Matrix multiplication.

# Matrix tranformations

pruned :: Elem a => a -> SparseMatrix n m a -> SparseMatrix n m a Source #

Suppresses all nonzeros which are much smaller than the reference under the tolerance epsilon

scale :: Elem a => a -> SparseMatrix n m a -> SparseMatrix n m a Source #

Multiply matrix on a given scalar

transpose :: Elem a => SparseMatrix n m a -> SparseMatrix m n a Source #

Transpose of the sparse matrix

adjoint :: Elem a => SparseMatrix n m a -> SparseMatrix m n a Source #

map :: (Elem a, Elem b, KnownNat n, KnownNat m) => (a -> b) -> SparseMatrix n m a -> SparseMatrix n m b Source #

Map a function over the SparseMatrix.

imap :: (Elem a, Elem b, KnownNat n, KnownNat m) => (Int -> Int -> a -> b) -> SparseMatrix n m a -> SparseMatrix n m b Source #

Map an indexed function over the SparseMatrix.

# Matrix representation

compress :: Elem a => SparseMatrix n m a -> SparseMatrix n m a Source #

The matrix in the compressed format

uncompress :: Elem a => SparseMatrix n m a -> SparseMatrix n m a Source #

The matrix in the uncompressed format

compressed :: Elem a => SparseMatrix n m a -> Bool Source #

Is the matrix compressed?

# Matrix serialisation

encode :: (Elem a, KnownNat n, KnownNat m) => SparseMatrix n m a -> ByteString Source #

Encode the sparse matrix as a lazy bytestring

decode :: (Elem a, KnownNat n, KnownNat m) => ByteString -> SparseMatrix n m a Source #

Decode the sparse matrix from a lazy bytestring

# Mutable matrices

thaw :: (Elem a, PrimMonad p) => SparseMatrix n m a -> p (MSparseMatrix n m (PrimState p) a) Source #

Yield a mutable copy of the immutable matrix.

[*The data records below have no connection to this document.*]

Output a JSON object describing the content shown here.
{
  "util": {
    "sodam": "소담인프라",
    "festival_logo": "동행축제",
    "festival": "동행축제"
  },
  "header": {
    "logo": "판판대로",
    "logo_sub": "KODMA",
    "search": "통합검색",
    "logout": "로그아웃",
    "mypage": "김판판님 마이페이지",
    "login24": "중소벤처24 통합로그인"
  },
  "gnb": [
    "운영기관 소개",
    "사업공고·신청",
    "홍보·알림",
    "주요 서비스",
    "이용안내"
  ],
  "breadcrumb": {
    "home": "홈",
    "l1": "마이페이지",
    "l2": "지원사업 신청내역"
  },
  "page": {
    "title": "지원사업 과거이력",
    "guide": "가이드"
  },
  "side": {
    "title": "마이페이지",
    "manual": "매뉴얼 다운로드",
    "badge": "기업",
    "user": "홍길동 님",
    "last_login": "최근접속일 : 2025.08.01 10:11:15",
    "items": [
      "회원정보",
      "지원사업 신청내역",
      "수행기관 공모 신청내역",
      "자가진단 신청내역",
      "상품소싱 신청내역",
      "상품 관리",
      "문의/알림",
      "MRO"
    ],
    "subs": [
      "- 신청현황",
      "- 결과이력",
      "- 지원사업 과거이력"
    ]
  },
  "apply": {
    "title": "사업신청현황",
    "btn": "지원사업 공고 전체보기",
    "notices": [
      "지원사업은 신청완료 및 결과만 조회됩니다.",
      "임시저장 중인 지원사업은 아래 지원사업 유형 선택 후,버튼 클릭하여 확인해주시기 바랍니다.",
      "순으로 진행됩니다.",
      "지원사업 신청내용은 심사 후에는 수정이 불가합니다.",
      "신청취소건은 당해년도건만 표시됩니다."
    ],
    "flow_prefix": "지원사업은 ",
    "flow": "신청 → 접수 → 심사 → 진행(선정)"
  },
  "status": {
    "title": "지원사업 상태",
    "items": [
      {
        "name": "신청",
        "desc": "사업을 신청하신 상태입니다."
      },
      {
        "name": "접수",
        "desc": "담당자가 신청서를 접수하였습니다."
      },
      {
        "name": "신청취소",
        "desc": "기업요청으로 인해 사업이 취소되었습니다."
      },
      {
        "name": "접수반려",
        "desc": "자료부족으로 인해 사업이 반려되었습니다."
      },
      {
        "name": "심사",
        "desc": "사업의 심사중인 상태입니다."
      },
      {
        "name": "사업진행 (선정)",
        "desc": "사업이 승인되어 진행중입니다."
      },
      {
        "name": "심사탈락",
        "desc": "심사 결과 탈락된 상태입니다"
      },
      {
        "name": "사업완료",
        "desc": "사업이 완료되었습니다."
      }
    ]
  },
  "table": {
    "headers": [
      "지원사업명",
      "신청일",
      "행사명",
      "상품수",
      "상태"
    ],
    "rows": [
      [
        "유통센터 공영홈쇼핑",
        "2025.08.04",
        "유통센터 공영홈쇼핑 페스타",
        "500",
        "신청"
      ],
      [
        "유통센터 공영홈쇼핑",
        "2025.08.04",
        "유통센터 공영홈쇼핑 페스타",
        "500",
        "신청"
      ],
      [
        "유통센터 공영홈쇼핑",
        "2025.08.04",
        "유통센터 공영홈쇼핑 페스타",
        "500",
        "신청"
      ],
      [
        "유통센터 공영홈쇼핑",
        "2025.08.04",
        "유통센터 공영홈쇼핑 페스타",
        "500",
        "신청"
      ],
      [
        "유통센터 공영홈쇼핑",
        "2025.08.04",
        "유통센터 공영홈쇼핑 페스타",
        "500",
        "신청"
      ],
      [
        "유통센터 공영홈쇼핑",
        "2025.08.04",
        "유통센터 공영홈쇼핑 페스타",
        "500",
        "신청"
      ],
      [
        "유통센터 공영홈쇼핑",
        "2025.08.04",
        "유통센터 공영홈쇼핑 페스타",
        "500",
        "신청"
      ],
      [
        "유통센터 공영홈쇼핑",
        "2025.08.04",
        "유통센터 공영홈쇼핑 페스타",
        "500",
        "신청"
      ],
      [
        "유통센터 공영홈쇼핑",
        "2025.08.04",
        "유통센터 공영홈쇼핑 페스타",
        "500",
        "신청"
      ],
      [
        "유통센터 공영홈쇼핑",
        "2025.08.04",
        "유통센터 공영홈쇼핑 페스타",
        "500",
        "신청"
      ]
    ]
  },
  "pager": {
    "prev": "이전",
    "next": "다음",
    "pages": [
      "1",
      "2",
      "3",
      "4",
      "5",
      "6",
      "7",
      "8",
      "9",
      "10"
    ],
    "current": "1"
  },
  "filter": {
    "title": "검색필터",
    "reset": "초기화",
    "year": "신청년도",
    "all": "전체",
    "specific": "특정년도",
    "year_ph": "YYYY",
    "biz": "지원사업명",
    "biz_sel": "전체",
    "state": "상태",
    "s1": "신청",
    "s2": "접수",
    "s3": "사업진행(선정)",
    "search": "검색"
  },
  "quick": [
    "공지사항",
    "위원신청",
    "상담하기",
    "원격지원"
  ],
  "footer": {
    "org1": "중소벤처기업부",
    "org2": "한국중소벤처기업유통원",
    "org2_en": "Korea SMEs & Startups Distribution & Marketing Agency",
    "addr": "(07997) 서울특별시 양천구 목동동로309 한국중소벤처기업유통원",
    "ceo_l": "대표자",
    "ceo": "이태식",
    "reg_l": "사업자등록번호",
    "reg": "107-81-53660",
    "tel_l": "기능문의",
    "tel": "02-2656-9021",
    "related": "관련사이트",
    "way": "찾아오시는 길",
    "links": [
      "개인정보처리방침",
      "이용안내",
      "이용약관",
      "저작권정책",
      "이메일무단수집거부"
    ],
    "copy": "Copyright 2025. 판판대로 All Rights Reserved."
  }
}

freeze :: (Elem a, PrimMonad p) => MSparseMatrix n m (PrimState p) a -> p (SparseMatrix n m a) Source #

Yield an immutable copy of the mutable matrix

unsafeThaw :: (Elem a, PrimMonad p) => SparseMatrix n m a -> p (MSparseMatrix n m (PrimState p) a) Source #

Unsafely convert an immutable matrix to a mutable one without copying. The immutable matrix may not be used after this operation.

unsafeFreeze :: (Elem a, PrimMonad p) => MSparseMatrix n m (PrimState p) a -> p (SparseMatrix n m a) Source #

Unsafely convert a mutable matrix to an immutable one without copying. The mutable matrix may not be used after this operation.